Lors de la conférence téléphonique du mois d'août, Paul Bulcke, président de Nestlé, a salué la « stratégie de santé nutritionnelle et de bien-être » de l'entreprise, mais il a également souligné l'importance de « tirer parti des atouts fondamentaux de Nestlé : le marketing, le soutien de nos marques, l'investissement dans celles-ci, le déploiement de l'innovation, la connexion et la reconnexion, le changement et la connaissance des préférences des consommateurs en constante évolution. Il s'agit de fixer les prix et de gérer la dynamique des prix sur les marchés, et pas seulement la fixation des prix en soi. »

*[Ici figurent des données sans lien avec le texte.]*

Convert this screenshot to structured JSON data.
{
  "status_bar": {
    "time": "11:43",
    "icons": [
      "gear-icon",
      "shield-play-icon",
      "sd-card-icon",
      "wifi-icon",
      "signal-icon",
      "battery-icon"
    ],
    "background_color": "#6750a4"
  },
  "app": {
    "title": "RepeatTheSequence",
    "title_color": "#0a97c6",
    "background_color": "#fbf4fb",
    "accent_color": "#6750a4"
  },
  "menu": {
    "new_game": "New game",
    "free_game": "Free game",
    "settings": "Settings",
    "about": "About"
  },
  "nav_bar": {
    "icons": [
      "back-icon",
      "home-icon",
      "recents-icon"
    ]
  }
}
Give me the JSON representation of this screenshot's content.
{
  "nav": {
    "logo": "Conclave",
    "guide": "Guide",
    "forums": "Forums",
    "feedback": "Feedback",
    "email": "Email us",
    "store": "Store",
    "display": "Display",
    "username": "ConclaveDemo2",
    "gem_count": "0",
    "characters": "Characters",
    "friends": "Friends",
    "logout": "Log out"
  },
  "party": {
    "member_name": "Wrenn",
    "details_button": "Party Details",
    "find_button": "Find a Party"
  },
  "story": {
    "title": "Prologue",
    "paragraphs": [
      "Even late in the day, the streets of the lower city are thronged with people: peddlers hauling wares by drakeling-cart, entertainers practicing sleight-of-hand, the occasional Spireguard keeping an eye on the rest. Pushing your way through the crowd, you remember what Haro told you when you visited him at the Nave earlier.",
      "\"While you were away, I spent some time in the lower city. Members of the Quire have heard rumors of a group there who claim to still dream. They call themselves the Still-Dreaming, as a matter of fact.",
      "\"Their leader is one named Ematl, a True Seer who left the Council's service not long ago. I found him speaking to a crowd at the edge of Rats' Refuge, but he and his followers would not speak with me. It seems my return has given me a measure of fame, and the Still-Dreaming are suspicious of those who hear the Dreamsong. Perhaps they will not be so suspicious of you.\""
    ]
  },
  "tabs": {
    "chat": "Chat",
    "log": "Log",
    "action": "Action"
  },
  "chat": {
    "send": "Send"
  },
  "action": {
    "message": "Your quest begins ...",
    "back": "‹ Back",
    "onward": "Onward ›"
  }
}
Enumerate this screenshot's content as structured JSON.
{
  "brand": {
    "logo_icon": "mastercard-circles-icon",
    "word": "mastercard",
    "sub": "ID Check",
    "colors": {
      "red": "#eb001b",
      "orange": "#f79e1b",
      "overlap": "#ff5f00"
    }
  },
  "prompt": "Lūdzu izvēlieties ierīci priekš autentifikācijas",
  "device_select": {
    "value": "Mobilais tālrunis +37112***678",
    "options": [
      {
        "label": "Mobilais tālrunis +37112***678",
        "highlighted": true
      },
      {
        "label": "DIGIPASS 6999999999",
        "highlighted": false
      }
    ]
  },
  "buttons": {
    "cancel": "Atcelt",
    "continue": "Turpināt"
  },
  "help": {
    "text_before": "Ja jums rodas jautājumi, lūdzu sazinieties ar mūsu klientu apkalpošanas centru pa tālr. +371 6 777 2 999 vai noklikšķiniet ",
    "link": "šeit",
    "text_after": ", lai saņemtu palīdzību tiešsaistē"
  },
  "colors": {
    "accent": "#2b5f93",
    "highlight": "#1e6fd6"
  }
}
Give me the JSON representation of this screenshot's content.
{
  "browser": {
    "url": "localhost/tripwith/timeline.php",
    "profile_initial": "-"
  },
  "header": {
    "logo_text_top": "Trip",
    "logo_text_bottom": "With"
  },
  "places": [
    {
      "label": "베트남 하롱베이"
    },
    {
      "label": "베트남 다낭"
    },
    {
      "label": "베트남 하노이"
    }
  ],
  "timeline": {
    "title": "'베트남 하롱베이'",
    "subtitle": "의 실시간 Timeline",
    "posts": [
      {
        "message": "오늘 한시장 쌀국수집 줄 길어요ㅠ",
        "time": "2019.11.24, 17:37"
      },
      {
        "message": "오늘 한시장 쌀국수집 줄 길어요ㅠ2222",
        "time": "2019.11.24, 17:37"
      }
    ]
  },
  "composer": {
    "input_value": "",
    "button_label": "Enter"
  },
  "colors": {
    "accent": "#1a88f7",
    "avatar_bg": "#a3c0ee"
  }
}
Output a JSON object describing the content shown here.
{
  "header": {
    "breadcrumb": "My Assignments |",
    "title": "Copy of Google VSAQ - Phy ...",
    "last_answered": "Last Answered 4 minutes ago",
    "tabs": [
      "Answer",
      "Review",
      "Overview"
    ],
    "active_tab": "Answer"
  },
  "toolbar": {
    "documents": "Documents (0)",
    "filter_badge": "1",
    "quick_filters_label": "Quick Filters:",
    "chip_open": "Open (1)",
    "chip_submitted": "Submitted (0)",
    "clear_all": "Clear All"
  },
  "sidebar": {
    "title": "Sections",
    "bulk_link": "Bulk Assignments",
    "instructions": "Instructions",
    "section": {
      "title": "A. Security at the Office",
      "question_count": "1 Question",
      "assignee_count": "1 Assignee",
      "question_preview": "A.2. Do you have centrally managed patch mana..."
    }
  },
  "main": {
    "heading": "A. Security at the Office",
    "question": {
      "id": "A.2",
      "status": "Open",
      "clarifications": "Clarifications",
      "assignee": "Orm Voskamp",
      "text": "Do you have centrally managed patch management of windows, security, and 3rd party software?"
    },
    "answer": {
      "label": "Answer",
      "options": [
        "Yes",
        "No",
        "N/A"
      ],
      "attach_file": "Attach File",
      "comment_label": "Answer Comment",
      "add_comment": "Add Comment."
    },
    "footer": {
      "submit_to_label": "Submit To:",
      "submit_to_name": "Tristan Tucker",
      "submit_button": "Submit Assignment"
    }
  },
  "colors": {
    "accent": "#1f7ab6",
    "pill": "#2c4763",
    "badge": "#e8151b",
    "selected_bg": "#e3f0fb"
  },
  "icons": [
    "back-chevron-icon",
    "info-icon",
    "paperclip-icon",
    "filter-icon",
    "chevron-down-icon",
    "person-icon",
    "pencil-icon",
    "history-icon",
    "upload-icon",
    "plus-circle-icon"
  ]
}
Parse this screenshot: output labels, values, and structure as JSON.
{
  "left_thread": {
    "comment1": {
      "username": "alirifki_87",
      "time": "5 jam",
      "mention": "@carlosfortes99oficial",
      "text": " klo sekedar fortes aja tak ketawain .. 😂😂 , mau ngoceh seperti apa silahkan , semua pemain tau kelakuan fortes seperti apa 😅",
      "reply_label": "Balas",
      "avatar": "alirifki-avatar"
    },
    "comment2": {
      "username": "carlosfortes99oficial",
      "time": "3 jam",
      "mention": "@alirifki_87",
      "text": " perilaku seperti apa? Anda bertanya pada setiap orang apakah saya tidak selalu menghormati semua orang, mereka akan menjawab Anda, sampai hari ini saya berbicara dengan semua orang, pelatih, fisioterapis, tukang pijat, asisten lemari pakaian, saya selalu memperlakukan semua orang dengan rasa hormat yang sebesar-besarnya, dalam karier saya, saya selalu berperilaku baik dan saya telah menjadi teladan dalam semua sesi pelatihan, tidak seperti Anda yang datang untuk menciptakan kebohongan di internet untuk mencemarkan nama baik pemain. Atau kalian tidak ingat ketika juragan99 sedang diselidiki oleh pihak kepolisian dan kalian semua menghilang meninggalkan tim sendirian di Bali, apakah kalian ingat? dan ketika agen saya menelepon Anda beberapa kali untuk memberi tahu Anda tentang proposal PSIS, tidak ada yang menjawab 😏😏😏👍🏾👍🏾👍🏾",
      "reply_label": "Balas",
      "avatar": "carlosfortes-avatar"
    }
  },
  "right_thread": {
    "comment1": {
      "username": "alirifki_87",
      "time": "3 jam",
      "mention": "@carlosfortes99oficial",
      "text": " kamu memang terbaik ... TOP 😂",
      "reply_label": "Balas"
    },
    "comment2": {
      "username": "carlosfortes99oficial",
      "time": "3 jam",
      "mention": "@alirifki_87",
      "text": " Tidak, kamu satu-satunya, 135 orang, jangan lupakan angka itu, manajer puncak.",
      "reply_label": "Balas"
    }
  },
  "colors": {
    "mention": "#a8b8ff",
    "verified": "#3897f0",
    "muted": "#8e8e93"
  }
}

Nestlé Health Science a été le segment le moins performant de l'entreprise en 2023, avec une baisse de 3,2 % des ventes et de 12 % des marges bénéficiaires (contre respectivement -0,3 % et 22,2 % pour son segment Zone Amérique du Nord). Si la croissance des ventes de la division a été plus forte au début de la décennie en cours, ses marges sous-jacentes sont restées constamment à la traîne.

C'est un témoignage de l'empreinte mondiale inégalée de l'entreprise et de la force sous-jacente du portefeuille d'aliments et de boissons de Nestlé que l'entreprise ait obtenu de bons résultats au fil du temps, même si sa principale initiative stratégique de la génération passée n'a pas produit les rendements escomptés.

Depuis que l'entreprise a annoncé en mai 2006 son objectif de devenir un leader dans le domaine de la santé et du bien-être, la performance du cours de l'action Nestlé a dépassé celle de ses principaux concurrents du secteur de l'alimentation et des boissons, grimpant de 475 %, ajusté des dividendes. Ce chiffre est à comparer aux 420 % de General Mills, 393 % de PepsiCo et 465 % de Coca-Cola.

Dans un contexte de scepticisme quant à l'efficacité des compléments alimentaires et d'émergence de médicaments à base de GLP-1 pour la perte de poids, il reste à voir si Nestlé modifiera sa stratégie en matière de santé et de bien-être. Dans un environnement de consommation incertain, Nestlé et l'ensemble de l'industrie alimentaire auraient intérêt à se concentrer davantage sur le cœur de métier de l'entreprise, à savoir l'alimentation et les boissons.